Toni der Hüttenwirt Paket 3 – Heimatroman. Friederike von Buchner
Читать онлайн книгу.Des Ganze war doch unnötig! Wie kann man einem Menschen so etwas antun?«, brüllte Toni fast.
Er gab den Erregten und hämmerte mit beiden Fäusten auf den Tisch.
»Nimm dich jetzt zusammen, Toni! Sonst zwingst du mich, dich auf eine andere Weise zum Schweigen zu bringen!«, schrie Roland und drohte Toni mit der Faust.
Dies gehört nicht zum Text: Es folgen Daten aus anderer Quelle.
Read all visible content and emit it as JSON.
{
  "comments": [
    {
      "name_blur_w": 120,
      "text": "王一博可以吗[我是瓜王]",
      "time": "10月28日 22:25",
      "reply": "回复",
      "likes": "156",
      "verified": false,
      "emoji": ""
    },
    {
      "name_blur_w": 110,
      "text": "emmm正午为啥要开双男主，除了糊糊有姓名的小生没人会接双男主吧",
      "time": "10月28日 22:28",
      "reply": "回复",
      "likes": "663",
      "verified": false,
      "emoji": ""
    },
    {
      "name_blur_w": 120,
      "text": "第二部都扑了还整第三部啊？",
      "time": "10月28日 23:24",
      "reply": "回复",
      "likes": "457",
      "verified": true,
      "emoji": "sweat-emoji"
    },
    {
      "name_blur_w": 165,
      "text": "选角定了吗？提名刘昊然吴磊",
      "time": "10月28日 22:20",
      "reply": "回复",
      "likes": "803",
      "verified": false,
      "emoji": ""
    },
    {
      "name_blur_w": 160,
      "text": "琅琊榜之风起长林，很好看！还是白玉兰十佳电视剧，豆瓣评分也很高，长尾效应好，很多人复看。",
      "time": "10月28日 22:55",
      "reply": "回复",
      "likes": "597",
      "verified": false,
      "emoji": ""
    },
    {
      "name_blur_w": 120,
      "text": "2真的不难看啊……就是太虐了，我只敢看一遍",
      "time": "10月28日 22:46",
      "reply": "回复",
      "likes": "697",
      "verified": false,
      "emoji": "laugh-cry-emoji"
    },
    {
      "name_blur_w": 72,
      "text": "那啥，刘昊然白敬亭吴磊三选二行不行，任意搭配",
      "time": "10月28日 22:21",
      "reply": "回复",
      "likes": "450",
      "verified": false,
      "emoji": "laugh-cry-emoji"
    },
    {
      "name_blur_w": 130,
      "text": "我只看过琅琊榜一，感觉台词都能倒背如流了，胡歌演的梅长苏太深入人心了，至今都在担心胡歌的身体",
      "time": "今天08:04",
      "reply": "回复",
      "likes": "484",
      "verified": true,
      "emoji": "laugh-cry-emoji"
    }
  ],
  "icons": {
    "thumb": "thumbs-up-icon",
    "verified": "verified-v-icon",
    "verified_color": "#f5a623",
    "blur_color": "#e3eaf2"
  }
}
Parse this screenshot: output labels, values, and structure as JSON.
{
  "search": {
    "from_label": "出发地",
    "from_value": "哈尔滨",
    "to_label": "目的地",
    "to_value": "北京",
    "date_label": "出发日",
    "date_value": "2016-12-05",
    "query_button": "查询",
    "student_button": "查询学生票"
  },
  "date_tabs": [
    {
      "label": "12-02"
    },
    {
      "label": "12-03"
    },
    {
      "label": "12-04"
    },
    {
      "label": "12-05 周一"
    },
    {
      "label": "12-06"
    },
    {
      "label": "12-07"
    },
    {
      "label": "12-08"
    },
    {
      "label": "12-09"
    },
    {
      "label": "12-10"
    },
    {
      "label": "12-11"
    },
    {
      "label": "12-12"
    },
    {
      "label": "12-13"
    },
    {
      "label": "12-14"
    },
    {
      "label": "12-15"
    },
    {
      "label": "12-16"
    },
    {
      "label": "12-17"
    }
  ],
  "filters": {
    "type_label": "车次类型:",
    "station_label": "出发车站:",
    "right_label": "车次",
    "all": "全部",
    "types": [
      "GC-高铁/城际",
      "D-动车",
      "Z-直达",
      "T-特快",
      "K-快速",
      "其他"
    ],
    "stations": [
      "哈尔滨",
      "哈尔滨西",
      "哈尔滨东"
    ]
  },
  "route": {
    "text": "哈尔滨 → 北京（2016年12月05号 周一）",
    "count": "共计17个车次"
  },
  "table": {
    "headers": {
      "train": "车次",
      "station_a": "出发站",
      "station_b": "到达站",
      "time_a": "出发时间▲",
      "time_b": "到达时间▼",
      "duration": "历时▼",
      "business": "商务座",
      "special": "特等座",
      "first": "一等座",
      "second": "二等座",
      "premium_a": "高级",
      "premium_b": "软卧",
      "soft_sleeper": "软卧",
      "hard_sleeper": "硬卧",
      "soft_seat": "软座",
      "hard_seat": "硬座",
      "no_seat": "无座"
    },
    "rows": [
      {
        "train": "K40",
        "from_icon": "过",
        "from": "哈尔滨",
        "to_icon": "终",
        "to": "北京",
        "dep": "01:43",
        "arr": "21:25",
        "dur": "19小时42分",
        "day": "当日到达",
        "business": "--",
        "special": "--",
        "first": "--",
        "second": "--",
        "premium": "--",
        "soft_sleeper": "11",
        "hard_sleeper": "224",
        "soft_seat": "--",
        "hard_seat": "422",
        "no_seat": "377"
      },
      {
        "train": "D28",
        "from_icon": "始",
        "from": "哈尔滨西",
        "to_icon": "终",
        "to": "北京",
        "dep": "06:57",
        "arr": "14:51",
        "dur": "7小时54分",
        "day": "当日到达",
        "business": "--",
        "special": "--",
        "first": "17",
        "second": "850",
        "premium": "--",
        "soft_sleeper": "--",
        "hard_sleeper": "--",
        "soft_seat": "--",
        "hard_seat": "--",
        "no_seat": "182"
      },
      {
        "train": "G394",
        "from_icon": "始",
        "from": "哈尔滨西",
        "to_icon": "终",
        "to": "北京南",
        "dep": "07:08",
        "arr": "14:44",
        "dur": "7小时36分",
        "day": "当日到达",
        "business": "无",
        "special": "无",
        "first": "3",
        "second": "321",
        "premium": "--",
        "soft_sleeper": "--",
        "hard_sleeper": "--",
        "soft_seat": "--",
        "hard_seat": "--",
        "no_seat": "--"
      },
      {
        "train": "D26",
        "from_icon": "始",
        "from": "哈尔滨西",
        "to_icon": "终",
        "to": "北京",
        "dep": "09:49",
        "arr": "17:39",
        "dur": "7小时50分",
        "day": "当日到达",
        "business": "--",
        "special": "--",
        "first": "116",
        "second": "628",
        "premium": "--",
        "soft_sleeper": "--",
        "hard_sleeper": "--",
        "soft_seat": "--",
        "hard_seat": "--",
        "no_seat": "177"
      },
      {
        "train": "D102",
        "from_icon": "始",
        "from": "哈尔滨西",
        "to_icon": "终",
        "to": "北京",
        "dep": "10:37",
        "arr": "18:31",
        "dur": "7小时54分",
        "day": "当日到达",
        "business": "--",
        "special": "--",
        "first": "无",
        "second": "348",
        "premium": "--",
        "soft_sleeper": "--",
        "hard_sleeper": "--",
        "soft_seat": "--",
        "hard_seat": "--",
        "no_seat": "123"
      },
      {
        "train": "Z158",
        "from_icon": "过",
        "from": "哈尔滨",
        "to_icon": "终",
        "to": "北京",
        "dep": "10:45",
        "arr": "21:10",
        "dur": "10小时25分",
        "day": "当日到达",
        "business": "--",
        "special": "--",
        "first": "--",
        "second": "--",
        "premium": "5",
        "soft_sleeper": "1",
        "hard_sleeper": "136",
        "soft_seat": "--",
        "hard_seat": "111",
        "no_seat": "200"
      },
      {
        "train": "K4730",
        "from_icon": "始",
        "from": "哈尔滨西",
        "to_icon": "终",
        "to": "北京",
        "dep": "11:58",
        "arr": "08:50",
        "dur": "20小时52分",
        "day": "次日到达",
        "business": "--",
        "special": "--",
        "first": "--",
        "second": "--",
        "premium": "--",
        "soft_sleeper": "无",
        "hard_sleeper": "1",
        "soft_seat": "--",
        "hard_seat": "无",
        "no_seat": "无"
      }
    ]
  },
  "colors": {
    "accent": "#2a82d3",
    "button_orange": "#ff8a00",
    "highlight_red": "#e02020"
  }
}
»Nun mal langsam, ihr Kampfhähne! Ich verstehe nix! Von was und wem redet ihr?«, fragte Bertl.
Toni tat, als würde er Bertram überrascht ansehen.
»Mei, ich glaube wirklich, du hast keine Ahnung!«
Toni schüttelte den Kopf.
»Des ist doch mal wieder typisch für deine Sturheit und deine Verbohrtheit, Bertl. Aber wundern, wundern tut des hier in Waldkogel niemand. Ich sage dir nur, dass du dich schämen sollst! Dass dich noch wagst, unter die Leut’ zu gehen, des ist oberdreist und zeugt von so einer Abgebrühtheit, dass es zum Himmel schreit!«
Roland hielt Toni an, sich zu mäßigen und zu schweigen. Er stand auf.
»Toni, es ist besser wir gehen jetzt! Toni, jetzt kein Wort mehr!«
»Naa, Roland, wir gehen net!«, schrie Toni zurück. »Wir gehen erst, wenn dem Dickschädel hier ein Licht aufgegangen ist, dem dummen Ochsen, diesem elenden!«, brüllte Toni aufs höchste erregt Roland an.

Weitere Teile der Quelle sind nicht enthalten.